The renaissance and representational accuracy of the painters of this period turned the portrait into a reliable catalogue for studying the illnesses of those portrayed. Due to these artists' mastery of colour and detail, skin tumours, boils, cataracts, broken bones, dermatitis, etc. can be seen on occasions. The Flemish painters developed the features of the characters, who appeared on occasions as real sick people, to the point of falling down in front of the viewer. In the Baroque, verisimilitude was sought after, reaching extremes of great crudity thanks to the direct study of executed corpses. There was also an interest in outsiders: dwarfs, mentally retarded people, etc. were often portrayed.

The convalescence or stage of recovery of a sick person after overcoming the crisis of a serious illness was one of the themes that emerged strongly during the 19th century. As a child, they were young women with a sad, sluggish appearance, accompanied by wilted flowers and medicines. These were dark representations, different from the love-sick women of the 17th century. XVII. Romanticism proposed a vision of illness in which the symptoms were intensified to theatrical results, with the intercession of God or the hero being the only one who could save the sick. The scenes of illness were, in some cases, dark and disturbing, a case of expressionism.

 

The arrival of Realism showed the misery and poverty to which the new diseases of the industrial age, such as alcoholism and drug addiction, led. In the s. XX a greater prominence was given to physical and psychological illnesses or disorders typical of bourgeois life, such as sleepwalking and obesity. The figure of the convalescent declined due to advances in modern medicine, and the figure of the patient in the middle of a surgical operation, completely unconscious, emerged, while surgeons and assistants were ready to operate.

Painting has also taken in the scenes where doctors, nurses, matrons and apothecaries worked, as well as places of therapy for the health of body and mind, such as natural spas or medicinal baths. It was in Ancient Greece that the first scenes of medical consultations appeared, according to the concept we have of them today. In Rome, medicine made significant progress thanks to the appearance of military surgeons, field hospitals and schools of medicine set up by Roman emperors who were aware of the value of doctors.

 

In medieval art, the sick were seen in hospitals or charitable homes, in private dwellings and sometimes even in public squares.

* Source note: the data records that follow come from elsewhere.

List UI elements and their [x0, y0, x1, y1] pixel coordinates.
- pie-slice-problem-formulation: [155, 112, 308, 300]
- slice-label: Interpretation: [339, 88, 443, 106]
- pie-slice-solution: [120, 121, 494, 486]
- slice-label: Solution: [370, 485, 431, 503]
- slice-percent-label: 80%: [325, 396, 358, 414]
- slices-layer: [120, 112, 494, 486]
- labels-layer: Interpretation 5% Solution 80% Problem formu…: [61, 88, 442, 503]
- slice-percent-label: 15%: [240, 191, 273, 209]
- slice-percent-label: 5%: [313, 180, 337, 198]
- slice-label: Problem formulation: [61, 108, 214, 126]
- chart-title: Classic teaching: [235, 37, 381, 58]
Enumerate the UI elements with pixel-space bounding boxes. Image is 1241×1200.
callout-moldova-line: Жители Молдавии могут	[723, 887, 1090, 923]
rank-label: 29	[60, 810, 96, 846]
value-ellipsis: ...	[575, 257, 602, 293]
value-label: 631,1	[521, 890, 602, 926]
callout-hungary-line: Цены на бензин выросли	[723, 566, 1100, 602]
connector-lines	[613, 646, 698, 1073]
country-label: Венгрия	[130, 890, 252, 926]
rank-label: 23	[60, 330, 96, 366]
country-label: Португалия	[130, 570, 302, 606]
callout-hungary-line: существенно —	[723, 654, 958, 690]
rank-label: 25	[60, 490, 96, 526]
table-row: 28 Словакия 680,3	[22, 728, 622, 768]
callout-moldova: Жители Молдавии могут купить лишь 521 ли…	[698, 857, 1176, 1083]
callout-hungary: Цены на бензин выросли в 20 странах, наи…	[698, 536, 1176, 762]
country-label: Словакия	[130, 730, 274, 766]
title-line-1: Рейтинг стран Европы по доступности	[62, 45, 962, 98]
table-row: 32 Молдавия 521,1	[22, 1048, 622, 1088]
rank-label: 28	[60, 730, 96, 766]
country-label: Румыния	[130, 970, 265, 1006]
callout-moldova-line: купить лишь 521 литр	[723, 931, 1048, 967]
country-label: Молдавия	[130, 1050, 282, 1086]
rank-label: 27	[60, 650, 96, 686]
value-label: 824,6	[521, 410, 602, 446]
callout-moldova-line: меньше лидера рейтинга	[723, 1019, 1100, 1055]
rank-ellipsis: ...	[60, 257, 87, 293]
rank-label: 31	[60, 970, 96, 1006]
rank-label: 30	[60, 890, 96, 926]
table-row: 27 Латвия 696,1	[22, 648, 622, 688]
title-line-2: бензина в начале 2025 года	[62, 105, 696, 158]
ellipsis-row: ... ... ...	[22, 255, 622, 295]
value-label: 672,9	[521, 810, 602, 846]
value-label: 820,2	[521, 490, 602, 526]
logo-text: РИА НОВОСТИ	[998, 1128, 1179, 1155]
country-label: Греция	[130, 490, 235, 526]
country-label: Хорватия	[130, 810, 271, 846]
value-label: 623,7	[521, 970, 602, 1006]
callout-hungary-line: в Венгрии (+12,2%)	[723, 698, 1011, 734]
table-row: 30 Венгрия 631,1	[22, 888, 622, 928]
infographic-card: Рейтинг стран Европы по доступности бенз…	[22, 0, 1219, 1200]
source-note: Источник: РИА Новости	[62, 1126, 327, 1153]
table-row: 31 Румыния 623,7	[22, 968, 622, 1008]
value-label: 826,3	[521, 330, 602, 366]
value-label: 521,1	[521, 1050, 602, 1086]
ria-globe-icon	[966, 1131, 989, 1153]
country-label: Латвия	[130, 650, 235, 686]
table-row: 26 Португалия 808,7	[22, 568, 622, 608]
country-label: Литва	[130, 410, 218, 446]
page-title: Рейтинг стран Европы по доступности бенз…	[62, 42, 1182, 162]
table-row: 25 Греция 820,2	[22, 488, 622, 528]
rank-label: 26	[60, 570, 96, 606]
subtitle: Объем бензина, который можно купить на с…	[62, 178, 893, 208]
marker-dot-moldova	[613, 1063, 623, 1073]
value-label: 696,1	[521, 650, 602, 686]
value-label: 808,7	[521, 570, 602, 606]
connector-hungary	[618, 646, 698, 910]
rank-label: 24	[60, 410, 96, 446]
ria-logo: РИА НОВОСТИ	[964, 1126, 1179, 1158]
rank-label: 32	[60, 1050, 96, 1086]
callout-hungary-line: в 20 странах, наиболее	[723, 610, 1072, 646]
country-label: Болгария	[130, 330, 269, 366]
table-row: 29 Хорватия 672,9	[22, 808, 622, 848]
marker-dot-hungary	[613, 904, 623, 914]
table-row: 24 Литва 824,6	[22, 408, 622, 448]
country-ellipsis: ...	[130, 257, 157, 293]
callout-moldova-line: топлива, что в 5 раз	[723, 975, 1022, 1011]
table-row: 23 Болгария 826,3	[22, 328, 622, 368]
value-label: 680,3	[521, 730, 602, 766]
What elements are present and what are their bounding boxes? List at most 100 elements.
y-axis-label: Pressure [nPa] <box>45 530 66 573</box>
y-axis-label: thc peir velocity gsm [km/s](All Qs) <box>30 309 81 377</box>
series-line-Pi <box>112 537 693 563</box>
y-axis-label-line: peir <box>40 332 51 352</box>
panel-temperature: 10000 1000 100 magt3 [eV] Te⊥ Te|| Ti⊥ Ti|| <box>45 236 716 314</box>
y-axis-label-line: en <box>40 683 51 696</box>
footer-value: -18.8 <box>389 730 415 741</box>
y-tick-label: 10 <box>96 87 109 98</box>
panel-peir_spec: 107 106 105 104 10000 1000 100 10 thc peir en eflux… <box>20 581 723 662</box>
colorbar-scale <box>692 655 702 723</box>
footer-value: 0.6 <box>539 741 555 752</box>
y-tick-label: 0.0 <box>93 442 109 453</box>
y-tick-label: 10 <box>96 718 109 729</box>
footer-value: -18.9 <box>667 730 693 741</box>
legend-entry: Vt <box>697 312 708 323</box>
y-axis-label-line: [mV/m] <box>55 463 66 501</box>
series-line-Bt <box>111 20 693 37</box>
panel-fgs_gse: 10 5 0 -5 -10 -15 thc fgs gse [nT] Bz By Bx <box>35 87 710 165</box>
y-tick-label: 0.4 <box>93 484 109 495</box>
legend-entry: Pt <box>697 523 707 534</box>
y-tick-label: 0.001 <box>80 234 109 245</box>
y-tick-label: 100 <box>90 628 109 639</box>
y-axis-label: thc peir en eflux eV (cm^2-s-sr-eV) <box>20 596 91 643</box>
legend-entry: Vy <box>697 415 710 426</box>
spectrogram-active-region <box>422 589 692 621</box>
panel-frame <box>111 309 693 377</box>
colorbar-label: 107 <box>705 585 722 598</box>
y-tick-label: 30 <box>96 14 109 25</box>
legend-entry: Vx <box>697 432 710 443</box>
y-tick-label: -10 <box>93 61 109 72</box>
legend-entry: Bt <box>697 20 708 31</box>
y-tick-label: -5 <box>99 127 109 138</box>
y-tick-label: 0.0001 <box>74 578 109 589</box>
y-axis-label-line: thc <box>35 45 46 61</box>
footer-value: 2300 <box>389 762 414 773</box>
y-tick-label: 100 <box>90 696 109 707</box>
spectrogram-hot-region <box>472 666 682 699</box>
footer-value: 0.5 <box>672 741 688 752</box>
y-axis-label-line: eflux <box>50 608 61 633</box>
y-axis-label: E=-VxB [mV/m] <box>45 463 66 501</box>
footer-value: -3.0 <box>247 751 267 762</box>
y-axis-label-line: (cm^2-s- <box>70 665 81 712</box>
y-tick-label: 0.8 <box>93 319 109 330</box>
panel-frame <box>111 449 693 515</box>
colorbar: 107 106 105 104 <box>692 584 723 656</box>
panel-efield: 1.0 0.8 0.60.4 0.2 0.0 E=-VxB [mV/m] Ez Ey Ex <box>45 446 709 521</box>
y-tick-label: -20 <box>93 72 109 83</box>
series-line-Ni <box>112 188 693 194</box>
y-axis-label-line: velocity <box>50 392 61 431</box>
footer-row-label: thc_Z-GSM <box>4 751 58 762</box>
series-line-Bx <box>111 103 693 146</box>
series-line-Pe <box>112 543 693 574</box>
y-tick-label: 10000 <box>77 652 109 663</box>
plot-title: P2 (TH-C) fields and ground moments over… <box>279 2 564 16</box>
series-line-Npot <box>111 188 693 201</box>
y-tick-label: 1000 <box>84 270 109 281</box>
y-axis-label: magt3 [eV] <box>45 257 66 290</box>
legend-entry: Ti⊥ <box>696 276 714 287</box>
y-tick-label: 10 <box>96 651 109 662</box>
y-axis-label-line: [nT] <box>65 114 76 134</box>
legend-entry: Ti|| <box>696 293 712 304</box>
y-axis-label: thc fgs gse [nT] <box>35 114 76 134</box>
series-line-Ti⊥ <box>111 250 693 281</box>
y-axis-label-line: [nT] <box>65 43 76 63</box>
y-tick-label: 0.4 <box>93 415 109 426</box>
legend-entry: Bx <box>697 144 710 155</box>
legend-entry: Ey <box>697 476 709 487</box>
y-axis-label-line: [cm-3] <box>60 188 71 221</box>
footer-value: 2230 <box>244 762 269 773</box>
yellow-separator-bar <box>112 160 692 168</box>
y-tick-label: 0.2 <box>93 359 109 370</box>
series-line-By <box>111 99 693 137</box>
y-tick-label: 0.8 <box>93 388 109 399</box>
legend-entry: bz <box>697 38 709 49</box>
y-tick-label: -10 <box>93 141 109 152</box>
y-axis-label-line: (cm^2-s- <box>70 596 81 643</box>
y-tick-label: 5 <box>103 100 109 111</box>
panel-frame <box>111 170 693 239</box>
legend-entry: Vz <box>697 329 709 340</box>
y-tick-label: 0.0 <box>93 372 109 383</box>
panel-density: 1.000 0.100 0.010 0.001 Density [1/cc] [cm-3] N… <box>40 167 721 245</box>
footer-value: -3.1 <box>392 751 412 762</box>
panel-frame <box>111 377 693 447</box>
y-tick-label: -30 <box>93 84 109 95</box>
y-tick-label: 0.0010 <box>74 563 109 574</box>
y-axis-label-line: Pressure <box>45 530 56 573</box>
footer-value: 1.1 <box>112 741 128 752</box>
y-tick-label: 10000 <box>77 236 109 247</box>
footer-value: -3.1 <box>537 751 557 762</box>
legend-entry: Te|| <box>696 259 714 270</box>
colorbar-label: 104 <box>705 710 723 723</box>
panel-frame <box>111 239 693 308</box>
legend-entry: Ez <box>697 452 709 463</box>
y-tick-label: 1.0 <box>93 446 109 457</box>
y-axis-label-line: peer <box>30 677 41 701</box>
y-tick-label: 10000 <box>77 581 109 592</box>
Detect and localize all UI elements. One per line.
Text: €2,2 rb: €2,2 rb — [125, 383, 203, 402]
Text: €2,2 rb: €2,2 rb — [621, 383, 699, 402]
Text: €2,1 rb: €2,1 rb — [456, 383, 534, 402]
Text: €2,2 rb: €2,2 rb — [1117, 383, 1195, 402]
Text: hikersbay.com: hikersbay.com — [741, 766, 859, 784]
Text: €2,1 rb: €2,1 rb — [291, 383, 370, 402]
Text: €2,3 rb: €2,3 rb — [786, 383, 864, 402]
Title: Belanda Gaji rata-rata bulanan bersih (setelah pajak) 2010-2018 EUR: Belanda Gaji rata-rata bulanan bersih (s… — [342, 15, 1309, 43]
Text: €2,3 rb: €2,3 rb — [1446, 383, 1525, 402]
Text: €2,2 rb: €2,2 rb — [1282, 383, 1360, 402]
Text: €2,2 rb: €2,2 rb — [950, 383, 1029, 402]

In the Renaissance, surgeons were depicted in anatomical theatres surrounded by their pupils and assistants. The s. The 18th century saw the birth of institutions specialising in the confinement of the insane, and in the 19th century, during Romanticism, professionals were represented on the front lines of battles (although in reality, given their importance, they would only be in the rearguard), although during the Realist aesthetic, a wide variety of scenarios were used.

The laboratory also became a regular place, being represented with pulchritude, order and luminosity. Finally, the vision of hospitals moved away from the model of a charitable home in the 20th century. XX, with a gradual loss of humanity in the treatment of patients as technical and chemical advances came to dominate the different therapies.